The park rangers of the Aconquija National Park live invaded by the jungle.

Further on, the trail is invaded by hundreds of yellow butterflies and reeds bent in an arch like an entrance: they fall with the snowfall. A fallen log is riddled with holes by woodpeckers looking for the “drill bug”, a white worm. The dead trunk is a source of food for decades. The advance of the jungle is a headache for Sans: “every millimeter of land is occupied; if something falls out, your space is immediately covered with new life; in Patagonia you open a trail and it lasts 50 years; but here, in a summer, it was closed and you have to go back to machete. Note that we walk through a green tunnel of 5 kilometers, closed at the top. Before being a national park, this land was from a sawmill and was bare. In 30 years it sprouted”.

Sans makes a stop and silence sign: there is a permanent buzz of bees. Tiny white worms hang from many branches on silk threads and perch on clothes and hats. And everywhere, heClimbing ianas like skeins of snakes and bromeliads in forks of trees with their leaves like a slide carrying the water towards their interior. The sun barely penetrates the environment and the fight for its rays is to the death: the one who reaches the highest wins. The weak, like lianas, use the power of the strongest by climbing it. At first glance, this is a haven of peace. But it is rather a silent war of everyone with everyone for a crust of sun. More info: Aconquija National Park

To the Huaicondo waterfall

From San Miguel de Tucumán there is a trekking circuit to the Huaicondo waterfall that starts by car, winding its way up the slopes of Cerro San Javier towards the old mansions of Villa Nogués in the middle of the forest. The guide Sergio Sánchez says “here”, stopping the car on the side of the road. And he leads his group of walkers into the jungle as if through a hole in the vegetal wall. He recommends inhaling and exhaling through your nose to become less dehydrated.

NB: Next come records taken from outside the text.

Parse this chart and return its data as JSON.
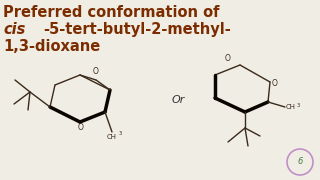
{
  "bg_color": "#f0ede5",
  "title_line1": "Preferred conformation of",
  "title_line2_italic": "cis",
  "title_line2_normal": "-5-tert-butyl-2-methyl-",
  "title_line3": "1,3-dioxane",
  "title_color": "#7B2D00",
  "title_fontsize": 10.5,
  "or_text": "Or",
  "line_color": "#3a2a1a",
  "bold_line_color": "#0a0500",
  "logo_color": "#c090c0"
}
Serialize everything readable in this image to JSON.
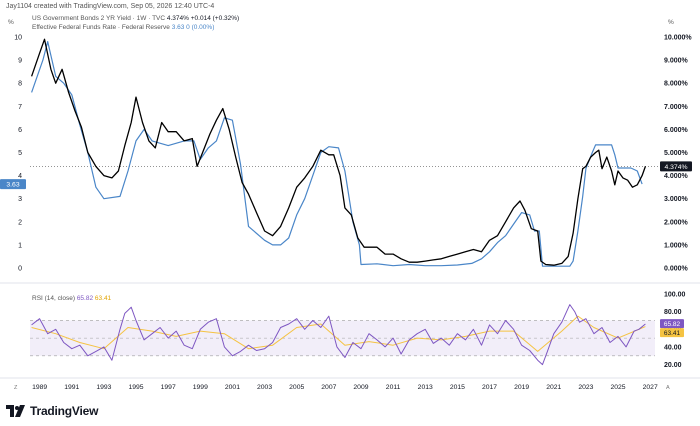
{
  "header": {
    "credit": "Jay1104 created with TradingView.com, Sep 05, 2026 12:40 UTC-4"
  },
  "corners": {
    "left": "Z",
    "right": "A"
  },
  "branding": {
    "name": "TradingView"
  },
  "colors": {
    "bond": "#000000",
    "ffr": "#4a86c8",
    "rsi": "#7e57c2",
    "rsi_ma": "#f5c342",
    "band": "rgba(126,87,194,0.10)",
    "axis_text": "#131722"
  },
  "chart_data": [
    {
      "type": "line",
      "pane": "price",
      "legend": [
        {
          "text": "US Government Bonds 2 YR Yield · 1W · TVC",
          "value": "4.374%",
          "change": "+0.014 (+0.32%)"
        },
        {
          "text": "Effective Federal Funds Rate · Federal Reserve",
          "value": "3.63",
          "change": "0 (0.00%)"
        }
      ],
      "xlabel": "%",
      "ylabel": "%",
      "x_ticks": [
        "1989",
        "1991",
        "1993",
        "1995",
        "1997",
        "1999",
        "2001",
        "2003",
        "2005",
        "2007",
        "2009",
        "2011",
        "2013",
        "2015",
        "2017",
        "2019",
        "2021",
        "2023",
        "2025",
        "2027"
      ],
      "x_range": [
        1988.4,
        2027.3
      ],
      "y_left_ticks": [
        0,
        1,
        2,
        3,
        4,
        5,
        6,
        7,
        8,
        9,
        10
      ],
      "y_right_ticks": [
        "0.000%",
        "1.000%",
        "2.000%",
        "3.000%",
        "4.000%",
        "5.000%",
        "6.000%",
        "7.000%",
        "8.000%",
        "9.000%",
        "10.000%"
      ],
      "ylim": [
        0,
        10
      ],
      "last_value_labels": {
        "left": "3.63",
        "right": "4.374%"
      },
      "series": [
        {
          "name": "US Government Bonds 2 YR Yield",
          "color": "#000000",
          "x": [
            1988.5,
            1989.0,
            1989.3,
            1989.7,
            1990.0,
            1990.4,
            1990.8,
            1991.2,
            1991.6,
            1992.0,
            1992.5,
            1993.0,
            1993.5,
            1993.9,
            1994.3,
            1994.7,
            1995.0,
            1995.4,
            1995.8,
            1996.2,
            1996.6,
            1997.0,
            1997.5,
            1998.0,
            1998.5,
            1998.8,
            1999.2,
            1999.6,
            2000.0,
            2000.4,
            2000.8,
            2001.2,
            2001.6,
            2002.0,
            2002.5,
            2003.0,
            2003.5,
            2004.0,
            2004.5,
            2005.0,
            2005.5,
            2006.0,
            2006.5,
            2007.0,
            2007.3,
            2007.7,
            2008.0,
            2008.4,
            2008.8,
            2009.2,
            2009.6,
            2010.0,
            2010.5,
            2011.0,
            2011.5,
            2012.0,
            2012.5,
            2013.0,
            2013.5,
            2014.0,
            2014.5,
            2015.0,
            2015.5,
            2016.0,
            2016.5,
            2017.0,
            2017.5,
            2018.0,
            2018.5,
            2018.9,
            2019.2,
            2019.6,
            2020.0,
            2020.2,
            2020.5,
            2021.0,
            2021.5,
            2021.9,
            2022.2,
            2022.5,
            2022.8,
            2023.0,
            2023.3,
            2023.6,
            2023.8,
            2024.0,
            2024.3,
            2024.6,
            2024.8,
            2025.0,
            2025.3,
            2025.6,
            2025.9,
            2026.2,
            2026.5,
            2026.7
          ],
          "y": [
            8.3,
            9.3,
            9.9,
            8.6,
            8.0,
            8.6,
            7.6,
            6.8,
            6.1,
            5.0,
            4.4,
            4.0,
            3.9,
            4.2,
            5.3,
            6.3,
            7.4,
            6.3,
            5.5,
            5.2,
            6.3,
            5.9,
            5.9,
            5.5,
            5.6,
            4.4,
            5.1,
            5.8,
            6.4,
            6.9,
            6.0,
            4.8,
            3.7,
            3.2,
            2.4,
            1.6,
            1.4,
            1.8,
            2.6,
            3.5,
            3.9,
            4.4,
            5.1,
            4.9,
            4.9,
            4.0,
            2.6,
            2.3,
            1.3,
            0.9,
            0.9,
            0.9,
            0.6,
            0.6,
            0.4,
            0.25,
            0.25,
            0.3,
            0.35,
            0.4,
            0.5,
            0.6,
            0.7,
            0.8,
            0.7,
            1.2,
            1.4,
            2.0,
            2.6,
            2.9,
            2.5,
            1.7,
            1.6,
            0.3,
            0.15,
            0.12,
            0.2,
            0.5,
            1.5,
            3.0,
            4.3,
            4.4,
            4.8,
            5.0,
            5.1,
            4.3,
            4.8,
            4.2,
            3.6,
            4.2,
            3.9,
            3.8,
            3.5,
            3.6,
            4.0,
            4.4
          ]
        },
        {
          "name": "Effective Federal Funds Rate",
          "color": "#4a86c8",
          "x": [
            1988.5,
            1989.2,
            1989.5,
            1990.0,
            1990.5,
            1991.0,
            1991.5,
            1992.0,
            1992.5,
            1993.0,
            1994.0,
            1994.5,
            1995.0,
            1995.5,
            1996.0,
            1997.0,
            1998.0,
            1998.6,
            1999.0,
            1999.5,
            2000.0,
            2000.5,
            2001.0,
            2001.5,
            2002.0,
            2003.0,
            2003.5,
            2004.0,
            2004.5,
            2005.0,
            2005.5,
            2006.0,
            2006.5,
            2007.0,
            2007.6,
            2008.0,
            2008.5,
            2008.9,
            2009.0,
            2010.0,
            2011.0,
            2012.0,
            2013.0,
            2014.0,
            2015.0,
            2015.9,
            2016.5,
            2017.0,
            2017.5,
            2018.0,
            2018.5,
            2019.0,
            2019.5,
            2019.8,
            2020.1,
            2020.3,
            2021.0,
            2022.0,
            2022.2,
            2022.5,
            2022.8,
            2023.0,
            2023.4,
            2023.6,
            2024.0,
            2024.6,
            2024.8,
            2025.0,
            2025.4,
            2025.8,
            2026.2,
            2026.5
          ],
          "y": [
            7.6,
            9.0,
            9.8,
            8.3,
            8.0,
            7.5,
            6.2,
            5.0,
            3.5,
            3.0,
            3.1,
            4.2,
            5.5,
            6.0,
            5.5,
            5.3,
            5.5,
            5.5,
            4.7,
            5.2,
            5.5,
            6.5,
            6.4,
            4.5,
            1.8,
            1.2,
            1.0,
            1.0,
            1.3,
            2.3,
            3.0,
            4.0,
            5.0,
            5.25,
            5.2,
            4.2,
            2.0,
            1.0,
            0.15,
            0.18,
            0.1,
            0.15,
            0.1,
            0.1,
            0.13,
            0.2,
            0.4,
            0.7,
            1.1,
            1.4,
            1.9,
            2.4,
            2.3,
            1.6,
            1.6,
            0.08,
            0.08,
            0.08,
            0.3,
            1.6,
            3.1,
            4.3,
            5.0,
            5.33,
            5.33,
            5.33,
            4.9,
            4.33,
            4.33,
            4.33,
            4.2,
            3.63
          ]
        }
      ]
    },
    {
      "type": "line",
      "pane": "rsi",
      "legend": [
        {
          "text": "RSI (14, close)",
          "value": "65.82",
          "change": "63.41"
        }
      ],
      "y_ticks": [
        "20.00",
        "40.00",
        "60.00",
        "80.00",
        "100.00"
      ],
      "ylim": [
        15,
        100
      ],
      "bands": [
        30,
        50,
        70
      ],
      "last_value_labels": {
        "rsi": "65.82",
        "ma": "63.41"
      },
      "series": [
        {
          "name": "RSI (14, close)",
          "color": "#7e57c2",
          "x": [
            1988.5,
            1989.0,
            1989.5,
            1990.0,
            1990.5,
            1991.0,
            1991.5,
            1992.0,
            1992.5,
            1993.0,
            1993.5,
            1994.0,
            1994.3,
            1994.7,
            1995.0,
            1995.5,
            1996.0,
            1996.5,
            1997.0,
            1997.5,
            1998.0,
            1998.5,
            1999.0,
            1999.5,
            2000.0,
            2000.5,
            2001.0,
            2001.5,
            2002.0,
            2002.5,
            2003.0,
            2003.5,
            2004.0,
            2004.5,
            2005.0,
            2005.5,
            2006.0,
            2006.5,
            2007.0,
            2007.5,
            2008.0,
            2008.5,
            2009.0,
            2009.5,
            2010.0,
            2010.5,
            2011.0,
            2011.5,
            2012.0,
            2012.5,
            2013.0,
            2013.5,
            2014.0,
            2014.5,
            2015.0,
            2015.5,
            2016.0,
            2016.5,
            2017.0,
            2017.5,
            2018.0,
            2018.5,
            2019.0,
            2019.5,
            2020.0,
            2020.3,
            2020.6,
            2021.0,
            2021.5,
            2022.0,
            2022.3,
            2022.6,
            2023.0,
            2023.5,
            2024.0,
            2024.5,
            2025.0,
            2025.5,
            2026.0,
            2026.3,
            2026.7
          ],
          "y": [
            65,
            72,
            55,
            60,
            45,
            38,
            42,
            30,
            35,
            40,
            25,
            60,
            78,
            85,
            70,
            48,
            55,
            62,
            50,
            58,
            42,
            38,
            60,
            68,
            72,
            40,
            30,
            35,
            42,
            36,
            38,
            45,
            62,
            66,
            72,
            60,
            70,
            62,
            75,
            40,
            28,
            45,
            38,
            55,
            48,
            40,
            50,
            32,
            48,
            55,
            60,
            44,
            50,
            42,
            55,
            48,
            60,
            42,
            65,
            55,
            70,
            60,
            42,
            36,
            25,
            20,
            35,
            55,
            68,
            88,
            80,
            68,
            72,
            55,
            62,
            45,
            52,
            40,
            58,
            60,
            66
          ]
        },
        {
          "name": "RSI MA",
          "color": "#f5c342",
          "x": [
            1988.5,
            1990.0,
            1991.5,
            1993.0,
            1994.5,
            1996.0,
            1997.5,
            1999.0,
            2000.5,
            2002.0,
            2003.5,
            2005.0,
            2006.5,
            2008.0,
            2009.5,
            2011.0,
            2012.5,
            2014.0,
            2015.5,
            2017.0,
            2018.5,
            2020.0,
            2021.5,
            2022.5,
            2023.5,
            2025.0,
            2026.7
          ],
          "y": [
            62,
            55,
            45,
            38,
            62,
            58,
            52,
            58,
            55,
            38,
            42,
            62,
            66,
            42,
            46,
            42,
            50,
            48,
            52,
            58,
            58,
            35,
            58,
            75,
            62,
            50,
            63
          ]
        }
      ]
    }
  ]
}
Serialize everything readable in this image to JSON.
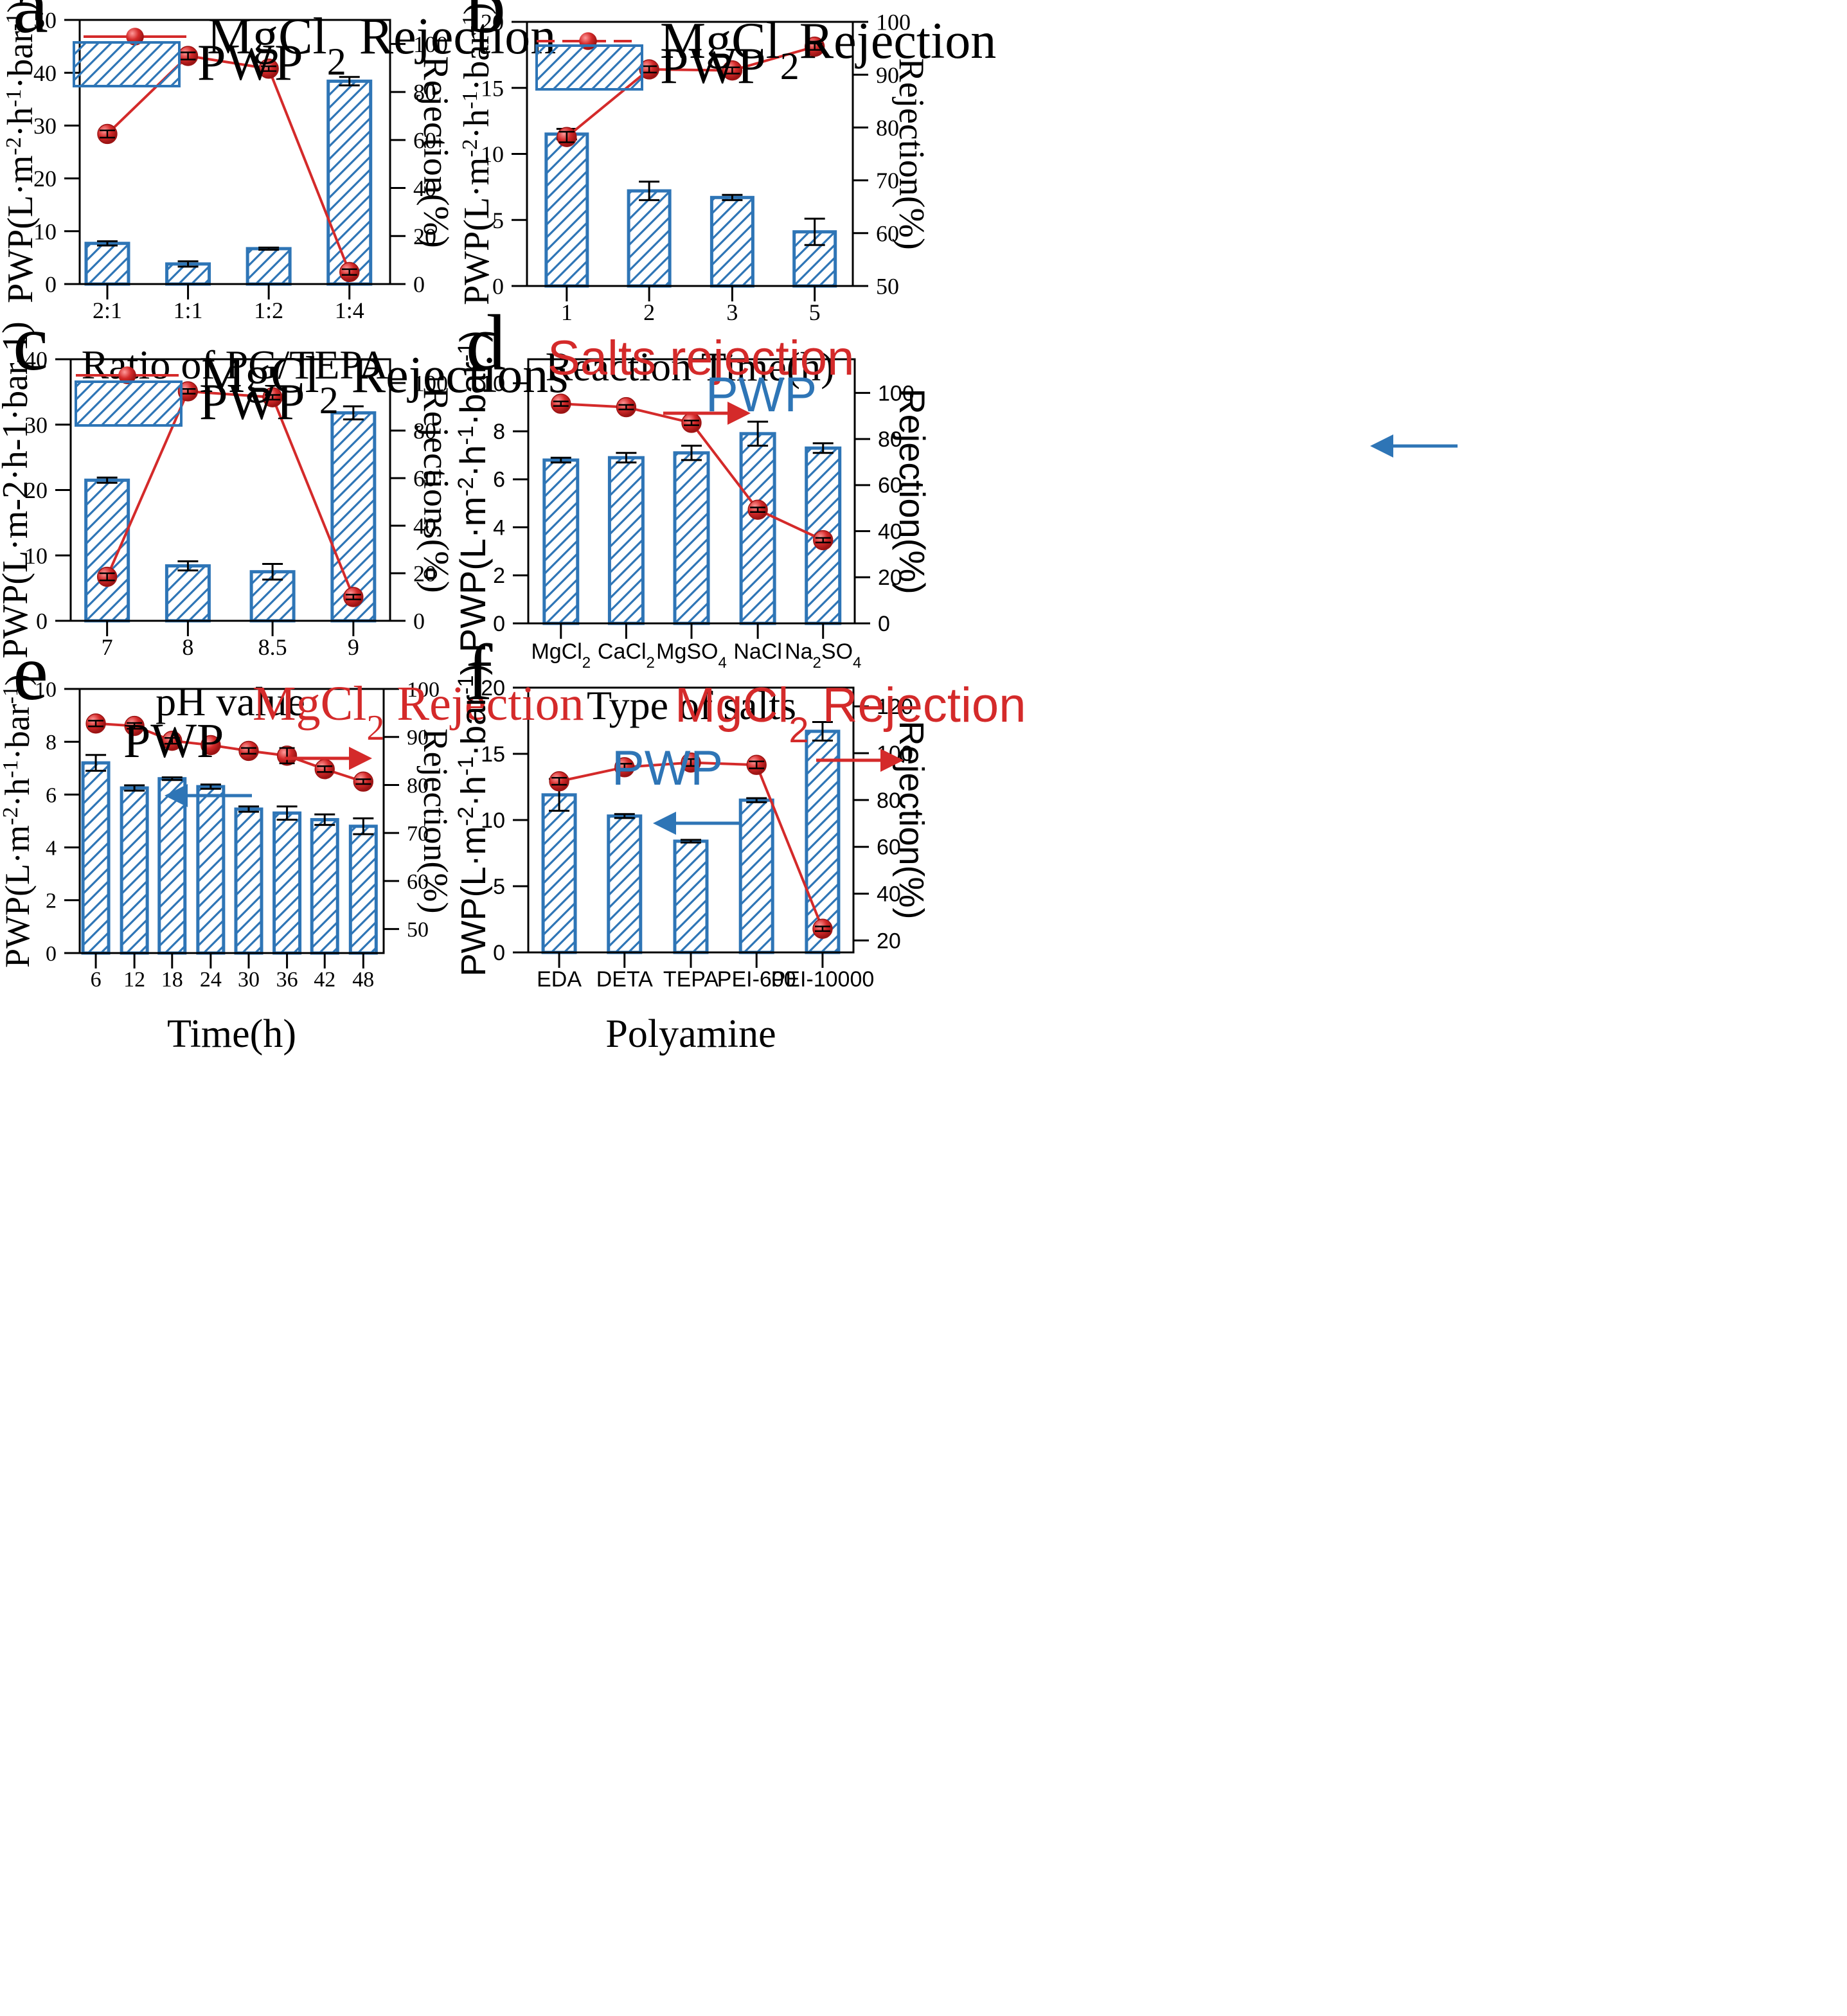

The first half of the walk is downhill along a hillside among thousands of trees with thin trunks: tipas, cebiles, horco molles, horco sebiles and again moss, lots of moss. The closed forest hardly allows to see the sky. The birds are calm and the silence is absolute. It begins to drizzle –the tops of the trees act as umbrellas– and a sweet “green” scent rises up, which Sergio defines: “this musty smell is produced by geosmin –“earth’s aroma” in Greek– , a substance produced by bacteria streptomycescoelicolor and soil cyanobacteria that become active when the soil gets wet.”

At the edge of the trail white mushrooms appear on dead trunks and the slope becomes steep. At the bottom of a ravine you reach the ruined building of a century-old rusty English water pump, eaten away by the jungle. The slope is complicated by the wet ground but Sergio and his team have installed ropes tied to logs in case of a slip. After a brief rappel, the Huaicondo waterfall appears with its natural pool and a stream that falls 16 meters. In winter, only the daring venture into the crystal clear waters.

The sky below the sky when going for a walk from Tafí del Valle.

The difficulty of this hike is intermediate (600 meter drop). The tiring thing is the return, two hours uphill. But the forest with its trunks sprouting green hairs is poetically stimulating: the clouds have descended to ground level, the cloud forest in its splendor. The group traverses the domed green fortress with “columns” lined up trunk to trunk to infinity. The narrow path invaded by the mist is from a Tim Burton movie with bearded and hairy trees. Nothing can be seen beyond 10 meters and when looking up, there is a continuous arborescent bubbling that turns the forest into a “closed” space: that was the original logic of the temple, which separated man from nature in a sacred area. In Tucumán the temple is the forest itself.